In 1872 the improvements of the town were not so rapid, and the inflated prices of property began to decrease. In 1873 the great financial crash seriously effected the business of Humboldt, and this was followed by the general devastation of crops by grass hoppers the following year, which resulted very disastrously to the town, some of the merchants failing in business, while many of the citizens moved away. Then followed a dull period, but before it commenced the town had arrived at nearly its present proportions. For the last twenty years, while it is true that at no time has there been any great progress, Humboldt has always held its ground as a prosperous business town.

Since the burning of Humboldt by the rebels in 1861, noted in the history of the county, there have been very few fires. The last serious one occurred on the night of January 11, 1883. About 8 o'clock a fire was discovered in the brick building owned by Dayton, Barber & Co., on Bridge Street. The lower floor was occupied by the grocery store of Charles Lehman, and the upper story by law offices, and the Independent Press printing office. On the same floor H. D. Smith and family and Mrs. Lydia Sniff resided. All had gone to church and left the lamp burning in the printing office, and it is supposed it exploded. The building was soon in flames, and to prevent the fire from spreading further, the cigar factory on the east side was torn down. On the west was Curdy's double store, over which were law, insurance, and real estate offices, as well as dental rooms. This building was soon covered with men who, by hard work saved the building. The greater part of the goods, furniture and fixtures, were carried from all these rooms, except Smith's private rooms and printing office, the contents of which were all destroyed. The damage to the goods, as well as to Curdy's building, was great, but most of the property, except Smith's, was insured for nearly enough to cover the losses.
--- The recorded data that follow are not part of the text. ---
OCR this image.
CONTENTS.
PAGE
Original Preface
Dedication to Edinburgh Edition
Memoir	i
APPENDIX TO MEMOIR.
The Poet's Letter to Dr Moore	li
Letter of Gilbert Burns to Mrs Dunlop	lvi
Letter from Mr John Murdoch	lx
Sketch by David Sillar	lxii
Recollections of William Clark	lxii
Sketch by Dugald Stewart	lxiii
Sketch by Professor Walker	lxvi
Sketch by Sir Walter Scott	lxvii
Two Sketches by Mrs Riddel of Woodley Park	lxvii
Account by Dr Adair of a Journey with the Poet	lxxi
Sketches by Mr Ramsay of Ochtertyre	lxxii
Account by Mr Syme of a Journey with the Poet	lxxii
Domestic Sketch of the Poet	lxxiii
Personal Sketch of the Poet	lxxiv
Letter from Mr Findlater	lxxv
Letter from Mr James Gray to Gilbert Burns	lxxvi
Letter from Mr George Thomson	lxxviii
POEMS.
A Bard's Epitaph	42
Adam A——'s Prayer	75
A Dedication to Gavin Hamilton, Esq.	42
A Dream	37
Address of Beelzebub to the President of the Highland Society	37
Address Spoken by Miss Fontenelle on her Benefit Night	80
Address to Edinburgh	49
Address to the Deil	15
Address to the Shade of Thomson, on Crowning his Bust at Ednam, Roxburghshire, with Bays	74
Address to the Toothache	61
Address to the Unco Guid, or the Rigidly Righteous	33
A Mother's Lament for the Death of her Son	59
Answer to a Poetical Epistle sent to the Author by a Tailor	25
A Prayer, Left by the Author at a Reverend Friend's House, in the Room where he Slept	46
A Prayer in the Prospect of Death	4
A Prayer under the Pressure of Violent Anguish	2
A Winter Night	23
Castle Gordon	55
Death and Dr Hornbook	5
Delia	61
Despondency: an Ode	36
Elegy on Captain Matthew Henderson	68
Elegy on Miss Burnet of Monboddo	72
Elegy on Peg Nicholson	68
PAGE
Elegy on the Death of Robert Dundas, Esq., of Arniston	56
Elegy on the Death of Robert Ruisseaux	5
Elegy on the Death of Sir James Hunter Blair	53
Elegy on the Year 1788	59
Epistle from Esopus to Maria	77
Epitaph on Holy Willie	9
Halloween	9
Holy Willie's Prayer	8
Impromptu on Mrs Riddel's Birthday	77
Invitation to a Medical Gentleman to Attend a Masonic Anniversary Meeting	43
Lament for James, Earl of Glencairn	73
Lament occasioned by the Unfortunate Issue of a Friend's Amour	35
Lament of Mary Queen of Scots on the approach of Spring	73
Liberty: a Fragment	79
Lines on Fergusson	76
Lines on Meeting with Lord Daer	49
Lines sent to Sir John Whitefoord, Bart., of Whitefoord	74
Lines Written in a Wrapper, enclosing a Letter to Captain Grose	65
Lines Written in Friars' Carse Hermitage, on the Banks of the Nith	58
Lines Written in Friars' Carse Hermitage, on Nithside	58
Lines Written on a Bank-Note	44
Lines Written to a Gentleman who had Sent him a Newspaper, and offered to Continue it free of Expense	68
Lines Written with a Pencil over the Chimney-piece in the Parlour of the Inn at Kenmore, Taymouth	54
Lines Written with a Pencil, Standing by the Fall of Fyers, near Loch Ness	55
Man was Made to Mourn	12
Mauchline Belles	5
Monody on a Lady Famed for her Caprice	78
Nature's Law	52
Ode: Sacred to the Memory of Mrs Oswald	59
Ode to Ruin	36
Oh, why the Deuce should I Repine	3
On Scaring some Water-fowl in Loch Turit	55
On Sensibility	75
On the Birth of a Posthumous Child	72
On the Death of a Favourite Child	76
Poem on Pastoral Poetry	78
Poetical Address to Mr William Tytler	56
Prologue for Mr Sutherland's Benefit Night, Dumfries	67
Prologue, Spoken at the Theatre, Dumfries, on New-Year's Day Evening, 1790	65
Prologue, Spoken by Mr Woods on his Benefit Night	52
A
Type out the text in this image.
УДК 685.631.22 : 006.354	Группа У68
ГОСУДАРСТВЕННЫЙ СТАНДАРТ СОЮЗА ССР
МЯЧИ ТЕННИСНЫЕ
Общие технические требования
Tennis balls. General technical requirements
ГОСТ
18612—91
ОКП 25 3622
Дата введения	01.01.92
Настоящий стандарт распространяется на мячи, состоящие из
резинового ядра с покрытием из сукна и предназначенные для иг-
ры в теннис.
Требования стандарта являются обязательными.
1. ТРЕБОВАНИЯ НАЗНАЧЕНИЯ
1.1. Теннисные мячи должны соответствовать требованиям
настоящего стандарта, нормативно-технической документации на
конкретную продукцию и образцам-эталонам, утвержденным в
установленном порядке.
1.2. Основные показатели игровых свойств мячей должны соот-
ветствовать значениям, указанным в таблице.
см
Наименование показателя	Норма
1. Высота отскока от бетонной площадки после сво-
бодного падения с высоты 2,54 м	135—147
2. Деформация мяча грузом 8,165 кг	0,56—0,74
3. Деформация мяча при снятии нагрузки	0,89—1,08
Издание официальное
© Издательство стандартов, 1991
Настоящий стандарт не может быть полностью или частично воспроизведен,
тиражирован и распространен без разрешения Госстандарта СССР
The ravages of the fire were soon repaired, and the town did not suffer any permanent setback on account of it. The years that followed have been for the most part, quiet and uneventful, marked by but slight changes either in the business or the population of the city. The discovery of gas has resulted in the establishment of a flourishing industry, the Humboldt Brick Company, and the discovery of oil, although as yet not in marketable quantities, leads to the hope that further prospecting may yet develop a large supply which will be of great commercial advantage to the town. For the present Humboldt remains, as it has always been, a good country town, enjoying a much better than usual trade on account of the excellent country around it, and affording a delightful place of residence.